I set off for the zoo today to draw people, not animals, and while there got to my 100th person for the One Week 100 People challenge, hooray! Most of the sketches of people at the zoo are actually composite people, drawn from the head of one person, the shoulders of a second and so on, because my subjects kept moving. In the evening when I drew two more sketches of dinner guests, none of which are composite people, I appreciated how much easier it is to draw stationary individuals.

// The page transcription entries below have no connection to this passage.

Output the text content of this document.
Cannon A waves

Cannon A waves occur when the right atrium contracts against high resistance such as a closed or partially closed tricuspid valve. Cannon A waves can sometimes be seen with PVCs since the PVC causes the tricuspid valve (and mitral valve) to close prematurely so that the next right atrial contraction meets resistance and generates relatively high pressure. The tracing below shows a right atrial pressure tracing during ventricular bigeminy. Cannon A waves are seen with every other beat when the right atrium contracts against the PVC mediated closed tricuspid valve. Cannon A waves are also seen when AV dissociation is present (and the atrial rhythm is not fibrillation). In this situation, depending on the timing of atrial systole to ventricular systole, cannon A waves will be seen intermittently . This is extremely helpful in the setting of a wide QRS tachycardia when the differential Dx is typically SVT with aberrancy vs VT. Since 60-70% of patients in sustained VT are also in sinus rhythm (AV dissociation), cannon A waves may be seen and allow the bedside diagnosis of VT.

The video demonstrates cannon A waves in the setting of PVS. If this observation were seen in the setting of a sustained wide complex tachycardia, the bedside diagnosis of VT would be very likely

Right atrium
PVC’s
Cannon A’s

The biggest challenge of drawing 100 people in 5 days was finding the time to do it, which I did by not being too fussy. Most of my 100 people are done in ink because its permanency saves me from the kind of perfectionism that pencil and erasure brings out in me. I did add some minimal context to most of the sketches, even though it takes longer, because the context helps tell the story of what I was seeing.
My biggest learning was realizing that I can see and draw shapes now in addition to drawing lines. For instance, instead of drawing a line showing a profile, I draw a head shape that includes the profile, instead of the edge of someone’s shoulder, I draw a shirt shape and so on. This is a big step forward for me and is helpful for capturing movement, gestures and posture.
There is so much inspiring art from the other participants. If you do a search using the hash tag #OneWeek100People2017 you can see some awesome work in a wide variety of media, including paint, markers, and charcoal. Seeing these examples makes me think that learning to draw with paint and brush will be a good stretch goal for me.